Once upon a time, a marriage was fixed between a boy and girl from two villages on opposite sides of a river. It was decided at the time of fixing the marriage that an auspicious date would be chosen in consultation with an astrologer. When the date would approach, the groom’s parents and other relatives would come to the bride’s place, where the wedding was to take place, as was the custom and tradition. When the appointed date approached, the groom’s party decided to take a boat in the night to cross the river to the bride’s place. While they rested in the boat at night, the boat man would row them across and they would reach the bride’s place early in the morning. After that, they could take bath and proceed with the formalities of the wedding. In this way they thought they would save time. As per plan, the groom and his relatives reached the river bank late in the evening and as per earlier arrangement, a boat was waiting for them with two boat men. It was a new moon day and it was already dark by then. The entire party got into the boat along with their paraphernalia and settled down comfortably. The boatmen started rowing and the group readied themselves for sleep. As dawn broke, the party woke from deep slumber. When they started looking around with bleary eyes, they realized that they were exactly at the same place where they had got into the boat the previous night and they had not moved at all. Angrily, they started abusing the boat men. But the boat men objected, pleading that they had not slept a wink during the night and that they had been rowing the whole night. When all of them started investigating further why they had not moved forward despite this, they realized that they had not raised anchor in the night. As a result, the boatmen were rowing the whole night while the boat kept going around the anchor and the boat men could not make out anything since it was pitch dark. Due to this foolish mistake, the marriage party was spoiled.

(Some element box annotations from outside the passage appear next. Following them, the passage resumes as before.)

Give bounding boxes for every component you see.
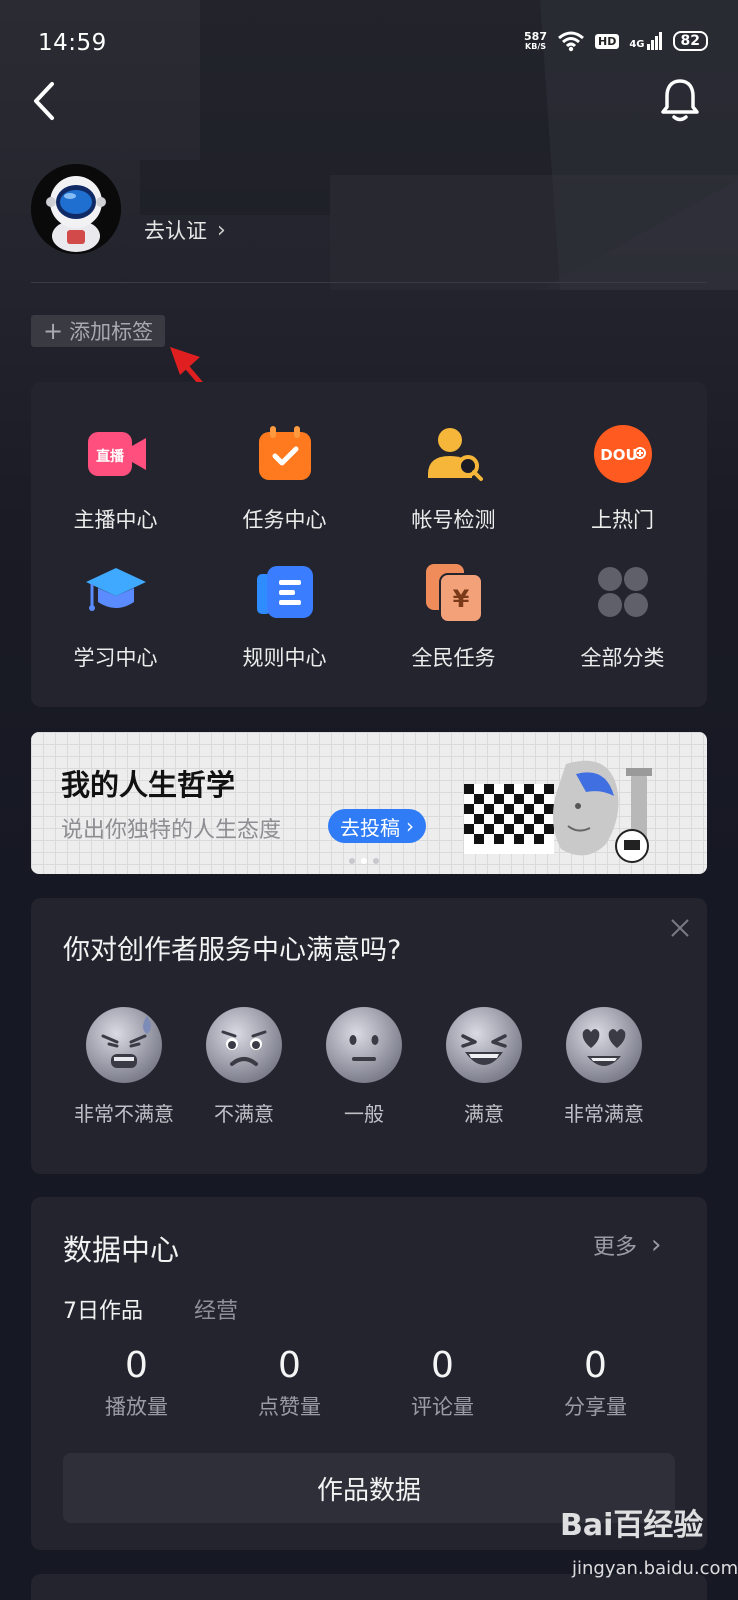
- tool-label: 全部分类: [580, 646, 665, 670]
- option-label: 一般: [344, 1102, 384, 1126]
- data-center-title: 数据中心: [63, 1233, 180, 1267]
- verify-label: 去认证: [144, 219, 207, 243]
- account-check-icon: [422, 422, 486, 486]
- submit-label: 去投稿: [340, 815, 400, 840]
- status-time: 14:59: [38, 30, 107, 56]
- stat-comments: 0 评论量: [366, 1345, 519, 1421]
- tool-label: 学习中心: [73, 646, 158, 670]
- tool-account-check[interactable]: 帐号检测: [369, 422, 538, 534]
- tool-learning-center[interactable]: 学习中心: [31, 560, 200, 672]
- add-tag-label: 添加标签: [69, 320, 154, 344]
- baidu-jingyan-watermark: Bai百经验 jingyan.baidu.com: [560, 1500, 738, 1595]
- stat-value: 0: [125, 1345, 148, 1386]
- add-tag-button[interactable]: + 添加标签: [31, 315, 166, 347]
- svg-text:¥: ¥: [452, 585, 469, 613]
- pagination-dot: [373, 858, 379, 864]
- satisfaction-survey-card: 你对创作者服务中心满意吗? 非常不满意 不满意 一般 满意 非常满意: [31, 898, 707, 1174]
- promo-banner[interactable]: 我的人生哲学 说出你独特的人生态度 去投稿 ›: [31, 732, 707, 874]
- survey-title: 你对创作者服务中心满意吗?: [63, 935, 402, 966]
- more-link[interactable]: 更多 ›: [593, 1229, 661, 1261]
- battery-indicator: 82: [672, 31, 708, 51]
- data-center-card: 数据中心 更多 › 7日作品 经营 0 播放量 0 点赞量 0 评论量 0 分享…: [31, 1197, 707, 1550]
- tool-all-categories[interactable]: 全部分类: [538, 560, 707, 672]
- submit-button[interactable]: 去投稿 ›: [328, 809, 426, 843]
- option-label: 非常不满意: [74, 1102, 174, 1126]
- avatar[interactable]: [31, 164, 121, 254]
- option-label: 非常满意: [564, 1102, 644, 1126]
- money-task-icon: ¥: [422, 560, 486, 624]
- option-very-unsatisfied[interactable]: 非常不满意: [63, 1006, 185, 1127]
- close-icon[interactable]: [668, 916, 692, 940]
- back-button[interactable]: [30, 80, 60, 122]
- svg-text:直播: 直播: [96, 448, 125, 465]
- svg-text:DOU: DOU: [600, 446, 637, 464]
- tool-label: 主播中心: [73, 508, 158, 532]
- stat-plays: 0 播放量: [60, 1345, 213, 1421]
- status-icons: 587 KB/S HD 4G 82: [524, 30, 708, 52]
- tool-label: 上热门: [591, 508, 654, 532]
- chevron-right-icon: ›: [406, 814, 414, 838]
- option-satisfied[interactable]: 满意: [423, 1006, 545, 1127]
- more-label: 更多: [593, 1235, 638, 1260]
- stat-label: 评论量: [411, 1395, 474, 1419]
- stat-label: 播放量: [105, 1395, 168, 1419]
- tools-card: 直播 主播中心 任务中心 帐号检测 DOU 上热门 学习中心 规则中心 ¥ 全民…: [31, 382, 707, 707]
- watermark-url: jingyan.baidu.com: [572, 1558, 738, 1579]
- very-unsatisfied-face-icon: [86, 1007, 162, 1083]
- pagination-dot-active: [361, 858, 367, 864]
- tool-label: 帐号检测: [411, 508, 496, 532]
- tool-rules-center[interactable]: 规则中心: [200, 560, 369, 672]
- live-camera-icon: 直播: [84, 422, 148, 486]
- neutral-face-icon: [326, 1007, 402, 1083]
- option-label: 满意: [464, 1102, 504, 1126]
- verify-link[interactable]: 去认证 ›: [144, 215, 226, 245]
- hd-badge: HD: [595, 33, 620, 49]
- option-label: 不满意: [214, 1102, 274, 1126]
- signal-icon: 4G: [629, 32, 662, 50]
- stat-shares: 0 分享量: [519, 1345, 672, 1421]
- network-speed: 587 KB/S: [524, 30, 547, 51]
- tool-label: 全民任务: [411, 646, 496, 670]
- stat-value: 0: [431, 1345, 454, 1386]
- grid-dots-icon: [591, 560, 655, 624]
- plus-icon: +: [43, 317, 64, 345]
- option-very-satisfied[interactable]: 非常满意: [543, 1006, 665, 1127]
- pagination-dot: [349, 858, 355, 864]
- divider: [31, 282, 707, 283]
- stat-likes: 0 点赞量: [213, 1345, 366, 1421]
- tab-7day-works[interactable]: 7日作品: [63, 1293, 143, 1325]
- option-unsatisfied[interactable]: 不满意: [183, 1006, 305, 1127]
- tool-go-hot[interactable]: DOU 上热门: [538, 422, 707, 534]
- bell-icon: [661, 79, 699, 122]
- wifi-icon: [558, 31, 584, 52]
- statue-illustration-icon: [464, 760, 652, 863]
- option-neutral[interactable]: 一般: [303, 1006, 425, 1127]
- stat-label: 分享量: [564, 1395, 627, 1419]
- chevron-right-icon: ›: [217, 217, 226, 243]
- tool-label: 规则中心: [242, 646, 327, 670]
- watermark-brand: Bai百经验: [560, 1508, 704, 1543]
- unsatisfied-face-icon: [206, 1007, 282, 1083]
- tab-business[interactable]: 经营: [194, 1293, 238, 1325]
- stat-value: 0: [278, 1345, 301, 1386]
- stat-label: 点赞量: [258, 1395, 321, 1419]
- stat-value: 0: [584, 1345, 607, 1386]
- chevron-left-icon: [34, 82, 54, 120]
- chevron-right-icon: ›: [651, 1230, 662, 1260]
- tool-streamer-center[interactable]: 直播 主播中心: [31, 422, 200, 534]
- satisfied-face-icon: [446, 1007, 522, 1083]
- task-calendar-icon: [253, 422, 317, 486]
- banner-subtitle: 说出你独特的人生态度: [61, 818, 282, 843]
- tool-task-center[interactable]: 任务中心: [200, 422, 369, 534]
- rules-book-icon: [253, 560, 317, 624]
- tool-public-task[interactable]: ¥ 全民任务: [369, 560, 538, 672]
- tool-label: 任务中心: [242, 508, 327, 532]
- very-satisfied-face-icon: [566, 1007, 642, 1083]
- graduation-cap-icon: [84, 560, 148, 624]
- dou-plus-icon: DOU: [591, 422, 655, 486]
- notification-button[interactable]: [658, 76, 702, 124]
- astronaut-avatar-icon: [31, 164, 121, 254]
- banner-pagination: [349, 858, 379, 864]
- banner-title: 我的人生哲学: [61, 768, 236, 802]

The moral of the story is that the human body is a boat by which we can cross the material ocean of repeated birth, disease, old age and death. If we fail to raise the anchor of material attachment, we will not make any progress. That wedding party was rowing all night, but because they still had the anchor out, they did not go anywhere. The anchor is attachment to sense gratification. Srila Prabhupada said, “You can chant and chant for hundreds of years and not get the result, if you chant with the anchor out.” So much work is done without result, because they are trying to prosecute spiritual duties while maintaining their sense gratification. We should be introspective, take apart these anarthas and rectify our situation to have an open road in our chanting of Hare Krishna so we can go back to Godhead very quickly.